The answer isn’t in a book but in the one who reads books in search of the answer.
And what about you? Do you feel the pressure of a mounting backlog of unread books and things that you think you want to read and/or ought to read? Are your bookshelves (and your inbox, web browser, and reading apps) piled high with accusing stacks? If so, are you really obligated to take on that pressure? In order to be complete and fulfilled, to be who you already are, the truth behind your persona, do you need to read a book? Do you even need to finish reading this very post, or subscribe to this or any other blog? Can anything I write here help to set you free? Or do I only, in a sense, erect more bars for this prison with every word I type?
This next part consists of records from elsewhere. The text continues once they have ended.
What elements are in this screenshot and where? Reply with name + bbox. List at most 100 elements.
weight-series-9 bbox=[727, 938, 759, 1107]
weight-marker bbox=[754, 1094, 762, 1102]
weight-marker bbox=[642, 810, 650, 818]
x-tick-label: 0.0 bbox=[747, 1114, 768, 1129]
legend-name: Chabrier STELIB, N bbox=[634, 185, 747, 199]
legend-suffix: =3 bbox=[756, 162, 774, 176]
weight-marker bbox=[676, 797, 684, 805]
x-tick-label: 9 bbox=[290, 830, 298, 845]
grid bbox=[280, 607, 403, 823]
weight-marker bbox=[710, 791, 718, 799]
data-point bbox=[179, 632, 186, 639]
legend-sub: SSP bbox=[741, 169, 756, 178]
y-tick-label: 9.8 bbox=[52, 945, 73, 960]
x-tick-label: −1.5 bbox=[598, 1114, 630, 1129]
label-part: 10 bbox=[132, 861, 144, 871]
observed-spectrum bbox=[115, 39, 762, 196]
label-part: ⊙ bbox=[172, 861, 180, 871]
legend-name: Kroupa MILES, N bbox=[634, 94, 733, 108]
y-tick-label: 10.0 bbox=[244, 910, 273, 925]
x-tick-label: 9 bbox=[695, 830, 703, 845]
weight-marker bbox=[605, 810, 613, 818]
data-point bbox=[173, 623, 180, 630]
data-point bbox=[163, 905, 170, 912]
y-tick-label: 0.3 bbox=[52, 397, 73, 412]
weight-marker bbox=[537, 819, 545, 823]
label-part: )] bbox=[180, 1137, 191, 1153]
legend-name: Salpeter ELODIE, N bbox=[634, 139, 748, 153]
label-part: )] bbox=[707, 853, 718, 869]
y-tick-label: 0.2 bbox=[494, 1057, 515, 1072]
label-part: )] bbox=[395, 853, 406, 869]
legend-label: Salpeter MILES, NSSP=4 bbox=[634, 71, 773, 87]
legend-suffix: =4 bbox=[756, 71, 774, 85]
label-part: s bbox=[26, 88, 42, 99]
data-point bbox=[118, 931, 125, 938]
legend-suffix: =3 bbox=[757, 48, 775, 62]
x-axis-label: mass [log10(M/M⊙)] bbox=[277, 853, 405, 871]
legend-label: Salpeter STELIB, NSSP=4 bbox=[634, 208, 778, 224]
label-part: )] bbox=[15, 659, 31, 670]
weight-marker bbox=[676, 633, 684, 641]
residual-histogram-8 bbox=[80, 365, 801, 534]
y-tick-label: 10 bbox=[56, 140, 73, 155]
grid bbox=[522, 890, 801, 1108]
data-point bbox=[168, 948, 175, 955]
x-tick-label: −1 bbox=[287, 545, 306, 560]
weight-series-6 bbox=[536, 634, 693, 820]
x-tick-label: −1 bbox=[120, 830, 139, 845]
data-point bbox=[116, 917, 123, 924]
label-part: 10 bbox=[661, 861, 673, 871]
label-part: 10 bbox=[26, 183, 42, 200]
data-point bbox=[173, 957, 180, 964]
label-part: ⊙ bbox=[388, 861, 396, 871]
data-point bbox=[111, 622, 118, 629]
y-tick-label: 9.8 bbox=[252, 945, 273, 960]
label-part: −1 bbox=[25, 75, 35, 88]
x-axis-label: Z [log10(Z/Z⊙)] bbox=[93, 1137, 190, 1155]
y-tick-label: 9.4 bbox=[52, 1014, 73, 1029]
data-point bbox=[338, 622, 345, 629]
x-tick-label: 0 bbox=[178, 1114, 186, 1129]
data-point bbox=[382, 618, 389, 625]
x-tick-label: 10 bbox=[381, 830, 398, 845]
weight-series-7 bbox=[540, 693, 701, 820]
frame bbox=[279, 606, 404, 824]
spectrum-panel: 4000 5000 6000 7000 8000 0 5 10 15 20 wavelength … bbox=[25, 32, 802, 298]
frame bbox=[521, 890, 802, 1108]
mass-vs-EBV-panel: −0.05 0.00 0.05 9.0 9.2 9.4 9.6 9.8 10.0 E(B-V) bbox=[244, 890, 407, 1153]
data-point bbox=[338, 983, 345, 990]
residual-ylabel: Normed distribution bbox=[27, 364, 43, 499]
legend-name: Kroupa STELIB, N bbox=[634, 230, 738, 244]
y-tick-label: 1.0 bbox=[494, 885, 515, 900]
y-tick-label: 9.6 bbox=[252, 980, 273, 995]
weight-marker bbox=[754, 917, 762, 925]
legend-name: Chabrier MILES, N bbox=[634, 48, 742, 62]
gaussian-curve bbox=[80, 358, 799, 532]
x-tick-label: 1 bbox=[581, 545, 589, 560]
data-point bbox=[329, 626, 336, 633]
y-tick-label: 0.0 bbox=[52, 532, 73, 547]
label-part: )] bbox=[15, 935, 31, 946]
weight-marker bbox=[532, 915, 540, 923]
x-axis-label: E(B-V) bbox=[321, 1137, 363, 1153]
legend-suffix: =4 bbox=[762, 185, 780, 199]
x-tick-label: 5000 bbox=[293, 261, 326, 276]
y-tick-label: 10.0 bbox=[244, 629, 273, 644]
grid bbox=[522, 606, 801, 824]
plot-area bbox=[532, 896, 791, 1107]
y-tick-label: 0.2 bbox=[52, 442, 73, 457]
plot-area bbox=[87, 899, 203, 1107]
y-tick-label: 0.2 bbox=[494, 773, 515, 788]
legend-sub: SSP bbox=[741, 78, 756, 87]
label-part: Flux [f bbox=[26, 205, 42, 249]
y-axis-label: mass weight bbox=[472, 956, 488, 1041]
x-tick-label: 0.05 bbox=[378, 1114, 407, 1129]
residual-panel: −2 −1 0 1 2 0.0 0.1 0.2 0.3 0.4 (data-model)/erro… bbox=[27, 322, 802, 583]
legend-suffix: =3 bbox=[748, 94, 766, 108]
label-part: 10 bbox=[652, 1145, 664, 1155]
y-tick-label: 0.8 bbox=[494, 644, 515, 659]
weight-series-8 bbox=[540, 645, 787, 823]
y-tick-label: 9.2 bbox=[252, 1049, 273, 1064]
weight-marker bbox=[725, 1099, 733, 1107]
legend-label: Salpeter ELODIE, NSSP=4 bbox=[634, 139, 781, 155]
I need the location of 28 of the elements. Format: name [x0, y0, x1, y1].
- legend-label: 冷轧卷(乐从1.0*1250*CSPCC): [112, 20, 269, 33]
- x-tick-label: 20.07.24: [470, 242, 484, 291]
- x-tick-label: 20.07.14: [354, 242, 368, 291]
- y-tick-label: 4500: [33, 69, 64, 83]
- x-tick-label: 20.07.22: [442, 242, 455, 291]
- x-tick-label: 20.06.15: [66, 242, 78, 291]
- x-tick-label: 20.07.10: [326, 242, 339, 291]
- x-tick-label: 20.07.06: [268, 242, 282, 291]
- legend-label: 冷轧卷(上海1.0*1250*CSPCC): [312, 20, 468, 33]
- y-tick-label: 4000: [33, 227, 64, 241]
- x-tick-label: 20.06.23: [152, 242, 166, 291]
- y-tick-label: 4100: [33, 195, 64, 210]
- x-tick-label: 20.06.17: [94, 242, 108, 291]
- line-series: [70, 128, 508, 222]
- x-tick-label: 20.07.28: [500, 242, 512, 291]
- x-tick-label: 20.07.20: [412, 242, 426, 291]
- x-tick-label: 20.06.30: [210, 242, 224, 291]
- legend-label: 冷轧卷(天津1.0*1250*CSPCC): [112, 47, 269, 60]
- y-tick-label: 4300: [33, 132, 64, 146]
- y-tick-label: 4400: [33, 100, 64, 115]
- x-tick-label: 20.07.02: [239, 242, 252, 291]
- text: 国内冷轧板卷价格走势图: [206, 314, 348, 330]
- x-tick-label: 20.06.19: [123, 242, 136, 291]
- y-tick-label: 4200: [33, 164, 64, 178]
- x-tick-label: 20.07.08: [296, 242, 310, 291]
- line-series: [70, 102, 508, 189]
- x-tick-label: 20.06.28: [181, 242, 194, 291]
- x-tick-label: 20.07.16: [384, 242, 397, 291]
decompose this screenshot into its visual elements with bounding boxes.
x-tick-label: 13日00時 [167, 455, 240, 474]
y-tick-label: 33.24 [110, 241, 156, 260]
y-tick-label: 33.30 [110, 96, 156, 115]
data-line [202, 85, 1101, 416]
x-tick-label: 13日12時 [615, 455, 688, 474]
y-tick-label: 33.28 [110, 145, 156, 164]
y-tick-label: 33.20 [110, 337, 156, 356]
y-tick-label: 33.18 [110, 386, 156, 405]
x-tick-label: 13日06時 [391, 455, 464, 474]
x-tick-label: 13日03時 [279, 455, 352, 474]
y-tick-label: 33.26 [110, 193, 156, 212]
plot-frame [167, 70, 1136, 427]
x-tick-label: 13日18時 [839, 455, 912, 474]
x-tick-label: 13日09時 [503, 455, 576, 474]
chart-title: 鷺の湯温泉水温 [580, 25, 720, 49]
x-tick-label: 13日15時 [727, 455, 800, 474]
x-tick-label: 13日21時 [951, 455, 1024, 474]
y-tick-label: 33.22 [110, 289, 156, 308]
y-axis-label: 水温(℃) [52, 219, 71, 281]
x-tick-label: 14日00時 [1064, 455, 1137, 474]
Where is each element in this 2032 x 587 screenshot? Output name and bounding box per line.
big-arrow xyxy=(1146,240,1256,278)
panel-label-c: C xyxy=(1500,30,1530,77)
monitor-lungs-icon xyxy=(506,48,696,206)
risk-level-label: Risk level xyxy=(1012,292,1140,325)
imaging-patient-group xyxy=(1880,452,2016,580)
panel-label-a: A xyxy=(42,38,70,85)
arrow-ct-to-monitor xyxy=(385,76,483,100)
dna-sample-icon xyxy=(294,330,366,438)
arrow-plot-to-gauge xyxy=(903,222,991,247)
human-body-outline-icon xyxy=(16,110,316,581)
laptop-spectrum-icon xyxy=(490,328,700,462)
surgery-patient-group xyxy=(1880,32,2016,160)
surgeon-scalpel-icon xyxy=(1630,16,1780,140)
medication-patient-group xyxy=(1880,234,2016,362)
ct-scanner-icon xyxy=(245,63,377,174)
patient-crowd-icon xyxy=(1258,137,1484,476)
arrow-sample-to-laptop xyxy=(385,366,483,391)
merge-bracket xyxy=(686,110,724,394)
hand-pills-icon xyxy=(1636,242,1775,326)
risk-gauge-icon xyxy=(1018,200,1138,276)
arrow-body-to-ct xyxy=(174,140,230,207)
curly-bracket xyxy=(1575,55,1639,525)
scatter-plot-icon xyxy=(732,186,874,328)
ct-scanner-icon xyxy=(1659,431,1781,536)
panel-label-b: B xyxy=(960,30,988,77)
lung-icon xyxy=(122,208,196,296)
Remember in Network when Howard Beale yelled at his prime time network television audience to wake up from the collective trance of TV and turn off their sets? “This is mass madness, you maniacs!” he shouted. “In God's name, you people are the real thing! We [on television] are the illusion! So, turn off your television sets. Turn them off now. Turn them off right now. Turn them off and leave them off. Turn them off right in the middle of the sentence I’m speaking to you now. Turn them off!”
I feel like doing that here. Stop reading these words. Turn off the screen, back away, and step out of the cage of your verbal mind, the narrow-necked Zen bottle with the full-grown goose inside. Notice the wider reality of what is beyond the trance of these words, including your real self as the ground of it. Stop reading these words right now. Stop this very second. Stop right in the middle of the sentence I’m
"We are the illusion". True dat, Mr. Beale.
For online writing, when I find things I want to read, I either read them right that second or I schedule time to read them on my calendar. If they aren’t worth a calendar appointment then I don’t read them. If I skip or move the calendar appointment more than once, then I delete the unread reading.
Books, I just read whatever and whenever I feel like it.
I would also like a Read Less button, but to just summarize or bullet point online writing. I mean ChatGPT does it, but it would be nice to have that button right on the page as some things I def would prefer to be shorter.